SFM, which was recently terminated as Nike's media shop when Nike consolidated its media at creative agency Wieden & Kennedy, wants to hold Nike to a long-term contract that could cost it millions.
Although ad industry practice does not normally guarantee terminated agencies compensation for advance work performed prior to being fired, SFM claims to have specifically worded its contract to deal with that possibility.
As a result, the media agency is negotiating with Nike to pay commissions on more than $100 million in media buys SFM claims to have already placed through 1998, including a multi-year deal for the NBA coverage on NBC, NCAA basketball tournament coverage and 1998 Nagano Olympics coverage on CBS.
The Nike-SFM situation is the latest-and possibly nastiest-in a recent spate of disputes between marketers and their dismissed media buying agencies. DeWitt Media, New York, recently settled a quarrel with Reebok International and is in the midst of another with MasterCard International. How these disputes are resolved will undoubtedly impact how future client-agency contracts are structured.
An executive familiar with the Nike-SFM dispute estimated more than $1 million in commissions are at stake. The executive said SFM was being paid a commission of 2% on media billings-1.5% for buying and 0.5% for planning (a duty it shared with creative shop Wieden & Kennedy).
The contract dispute is said to be putting pressure on Nike's worldwide ad director, Joe McCarthy, who made the decision to fire SFM and consolidate media at Wieden.
SFM executives allege Mr. McCarthy either did not read the agency's contract, or overlooked important clauses in how SFM should be terminated.
"It's not a standard Four A's contract," said an SFM executive, who requested anonymity. "By contract, he had to send a certified letter informing us that we were fired .*.*. We did finally receive a letter by Federal Express, but we never got a certified letter."
Mr.
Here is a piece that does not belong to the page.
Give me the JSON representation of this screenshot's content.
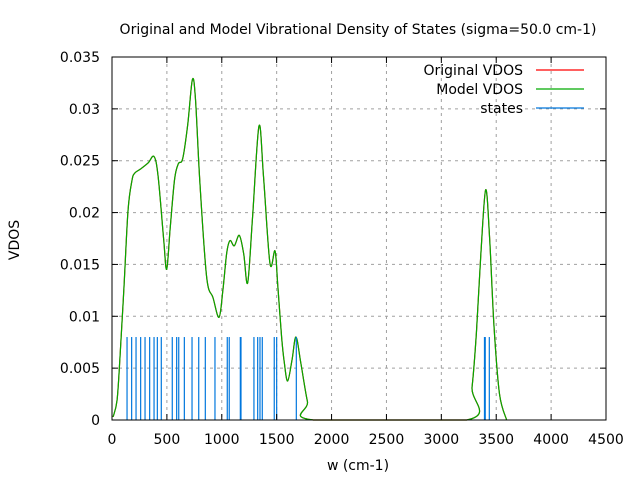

McCarthy confirmed that there is a dispute with SFM over the agency's termination but wouldn't comment on specifics. Mr. McCarthy took exception to the allegation that he didn't read the SFM contract before firing the agency. "It was one of the first things I did when I got here," said Mr. McCarthy, who left Saatchi & Saatchi, New York, in spring 1994 to become Nike's U.S. ad director.
SFM's Nike contract dispute raises broader ad industry implications, particularly if the matter should find its way into court.
"There is no law on this," said David Carlin, a partner of the law firm Loeb and Loeb, New York, which specializes in advertising and media industry law.
The growing disputes of this type reflect a marked change in the culture of Madison Avenue and might require new wording in agency service contracts. Mr. Carlin said that trust is disappearing and more protective language is likely to be written into contracts in the future.
"The advertising business has a much greater sense of trust, good will and faith than most businesses," said Loeb's Mr. Carlin. "It's not like buying widgets from a factory."
Mr. Carlin said the industry custom is that "absent any provision in a contract, the agency would not be subject to any long-term commission." He said that no court ruling has ever tested the trade practice, though several disputes have been settled out of court.
DeWitt is believed to be pursuing a settlement with MasterCard, which recently terminated DeWitt as its media agency in favor of GSD&M, Austin. A DeWitt executive claimed the media agency already had placed MasterCard's media buys through September 1996 and that "we expect to be compensated for that."
MasterCard executives were not available for comment.
As with Nike, Reebok consolidated its media at creative agency Leo Burnett USA, Chicago, after DeWitt had negotiated several multi-year sports deals. Executives familiar with that dispute said DeWitt was due compensation on more than $30 million of long-term media buys, which would have generated nearly $1 million in commissions. Ultimately, DeWitt was able to settle with Reebok for a "six-figure" amount, an executive said.